Here is the expected output of the first few rows of the query:

     state |       average       
    -------+---------------------
     CA    | 429388.882710557533
     HI    | 384304.615036999379
     DC    | 373415.607524148449
     NJ    | 313458.077439427195


In [18]:
sql = None

### BEGIN SOLUTION
sql = '''SELECT state, avg(ym_val) AS average FROM home_value
JOIN home_state ON state_id = home_state.id
GROUP BY state ORDER BY average DESC LIMIT 10;'''

# sql = '''SELECT state, avg(ym_val) AS average FROM home_value_by_zip
# GROUP BY state ORDER BY average DESC LIMIT 10;'''
### END SOLUTION

if sql is not None:
    df = pd.read_sql_query(sql, conn)
    df.head()

In [19]:
if sql is None:
    raise Exception('You need to define the sql query')
    
assert df['state'][1] == 'HI'
assert df['average'][1] > 384304
assert df['average'][1] < 384305

### BEGIN HIDDEN TESTS
if sql.lower().find('join') < 0 :
    raise Exception('You need to have a JOIN in your query')

start = time.time()
df = pd.read_sql_query(sql, conn)
df.head()
delta = time.time() - start
print('Query execution time', delta)
if delta > 4.0 :
    raise Exception('Your query took too long')

assert df['state'][3] == 'NJ'
assert df['average'][3] > 313458
assert df['average'][3] < 313459
### END HIDDEN TESTS

Query execution time 1.6620681285858154


You are to construct a query using the normalized tables that will return the same results as:

    SELECT city, avg(ym_val) AS average FROM home_value_by_zip
    GROUP BY city ORDER BY average DESC LIMIT 10;

Here is the expected output of the first few rows of the query:

           city       |       average        
     -----------------+----------------------
      Atherton        | 3625292.526690391459
      Portola Valley  | 2218466.548042704626
      Fisher Island   | 2078791.814946619217
      Montecito       | 1939405.693950177936


In [12]:
sql = None

### BEGIN SOLUTION
sql = '''SELECT city, avg(ym_val) AS average FROM home_value
JOIN home_city ON city_id = home_city.id
GROUP BY city ORDER BY average DESC LIMIT 10;'''

# sql = '''SELECT city, avg(ym_val) AS average FROM home_value_by_zip
# GROUP BY city ORDER BY average DESC LIMIT 10;'''
### END SOLUTION

if sql is not None:
    df = pd.read_sql_query(sql, conn)
    df.head()

In [14]:
if sql is None:
    raise Exception('You need to define the sql query')

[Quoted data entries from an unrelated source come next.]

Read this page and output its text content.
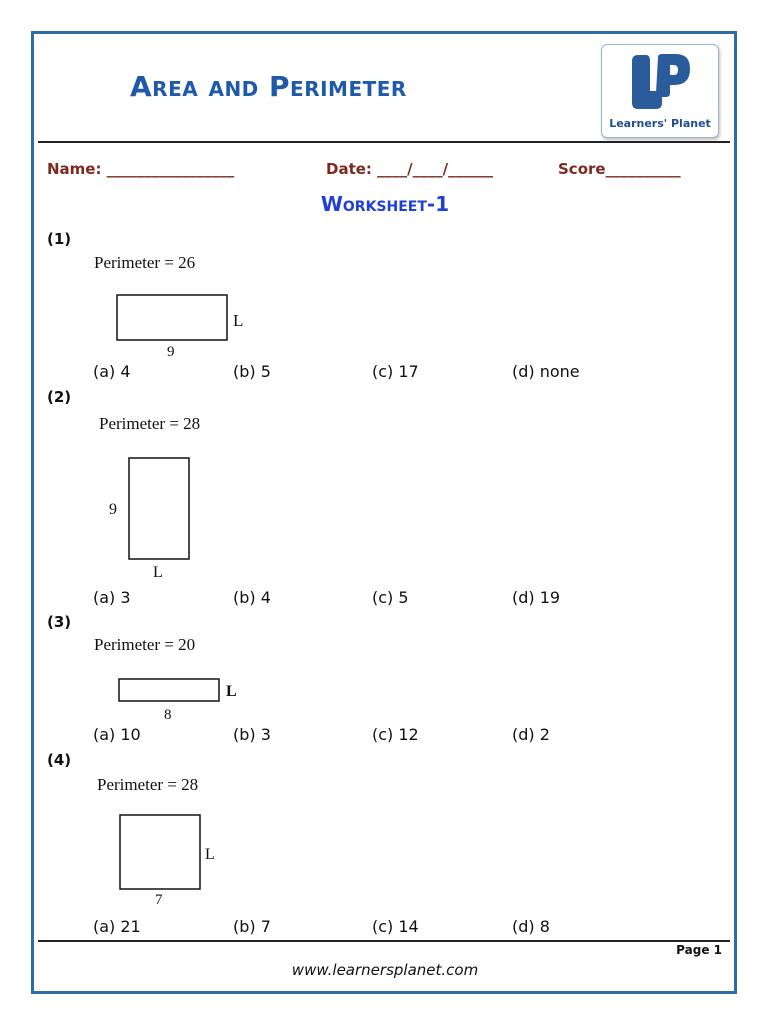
Area and Perimeter
Learners' Planet
Name: _________________	Date: ____/____/______	Score__________
Worksheet-1
(1)
Perimeter = 26
L
9
(a) 4	(b) 5	(c) 17	(d) none
(2)
Perimeter = 28
9
L
(a) 3	(b) 4	(c) 5	(d) 19
(3)
Perimeter = 20
L
8
(a) 10	(b) 3	(c) 12	(d) 2
(4)
Perimeter = 28
L
7
(a) 21	(b) 7	(c) 14	(d) 8
Page 1
www.learnersplanet.com
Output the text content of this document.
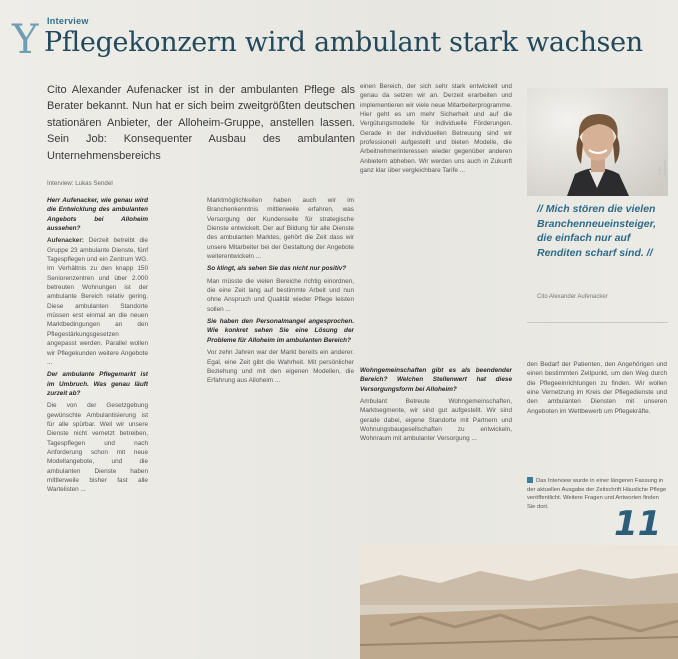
Y Interview
Pflegekonzern wird ambulant stark wachsen
Cito Alexander Aufenacker ist in der ambulanten Pflege als Berater bekannt. Nun hat er sich beim zweitgrößten deutschen stationären Anbieter, der Alloheim-Gruppe, anstellen lassen. Sein Job: Konsequenter Ausbau des ambulanten Unternehmensbereichs
Interview: Lukas Sendel

Herr Aufenacker, wie genau wird die Entwicklung des ambulanten Angebots bei Alloheim aussehen?

Aufenacker: Derzeit betreibt die Gruppe 23 ambulante Dienste, fünf Tagespflegen und ein Zentrum WG. Im Verhältnis zu den knapp 150 Seniorenzentren und über 2.000 betreuten Wohnungen ist der ambulante Bereich relativ gering. Diese ambulanten Standorte müssen erst einmal an die neuen Marktbedingungen an den Pflegestärkungsgesetzen angepasst werden. Parallel wollen wir Pflegekunden weitere Angebote ...

Der ambulante Pflegemarkt ist im Umbruch. Was genau läuft zurzeit ab?

Die von der Gesetzgebung gewünschte Ambulantisierung ist für alle spürbar. Weil wir unsere Dienste nicht vernetzt betreiben, Tagespflegen und nach Anforderung schon mit neue Modellangebote, und die ambulanten Dienste haben mittlerweile bisher fast alle Wartelisten ...

Marktmöglichkeiten haben auch wir im Branchenkenntnis mittlerweile erfahren, was Versorgung der Kundenseite für strategische Dienste entwickelt. Der auf Bildung für alle Dienste des ambulanten Marktes, gehört die Zeit dass wir unsere Mitarbeiter bei der Gestaltung der Angebote weiterentwickeln ...

So klingt, als sehen Sie das nicht nur positiv?

Man müsste die vielen Bereiche richtig einordnen, die eine Zeit lang auf bestimmte Arbeit und nun ohne Anspruch und Qualität wieder Pflege leisten sollen ...

Sie haben den Personalmangel angesprochen. Wie konkret sehen Sie eine Lösung der Probleme für Alloheim im ambulanten Bereich?

Vor zehn Jahren war der Markt bereits ein anderer. Egal, eine Zeit gibt die Wahrheit. Mit persönlicher Beziehung und mit den eigenen Modellen, die Erfahrung aus Alloheim ...

einen Bereich, der sich sehr stark entwickelt und genau da setzen wir an. Derzeit erarbeiten und implementieren wir viele neue Mitarbeiterprogramme. Hier geht es um mehr Sicherheit und auf die Vergütungsmodelle für individuelle Förderungen. Gerade in der individuellen Betreuung sind wir professionell aufgestellt und bieten Modelle, die Arbeitnehmerinteressen wieder gegenüber anderen Anbietern abheben. Wir werden uns auch in Zukunft ganz klar über vergleichbare Tarife ...

Wohngemeinschaften gibt es als beendender Bereich? Welchen Stellenwert hat diese Versorgungsform bei Alloheim?

Ambulant Betreute Wohngemeinschaften, Marktsegmente, wir sind gut aufgestellt. Wir sind gerade dabei, eigene Standorte mit Partnern und Wohnungsbaugesellschaften zu entwickeln, Wohnraum mit ambulanter Versorgung ...

Foto: Alloheim
// Mich stören die vielen Branchenneueinsteiger, die einfach nur auf Renditen scharf sind. //
Cito Alexander Aufenacker

den Bedarf der Patienten, den Angehörigen und einen bestimmten Zeitpunkt, um den Weg durch die Pflegeeinrichtungen zu finden. Wir wollen eine Vernetzung im Kreis der Pflegedienste und den ambulanten Diensten mit unseren Angeboten im Wettbewerb um Pflegekräfte.

Das Interview wurde in einer längeren Fassung in der aktuellen Ausgabe der Zeitschrift Häusliche Pflege veröffentlicht. Weitere Fragen und Antworten finden Sie dort.	11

assert df['city'][1] == 'Portola Valley'
assert df['average'][1] > 2218466
assert df['average'][1] < 2218467

### BEGIN HIDDEN TESTS
if sql.lower().find('join') < 0 :
    raise Exception('You need to have a JOIN in your query')

start = time.time()
my_df = pd.read_sql_query(sql, conn)
my_df.head()
delta = time.time() - start
print('Query execution time', delta)
if delta > 4.0 :
    raise Exception('Your query took too long')
my_df.head()

assert my_df['city'][3] == 'Montecito'
assert my_df['average'][3] > 1939405
assert my_df['average'][3] < 1939406

### END HIDDEN TESTS

Query execution time 1.680393934249878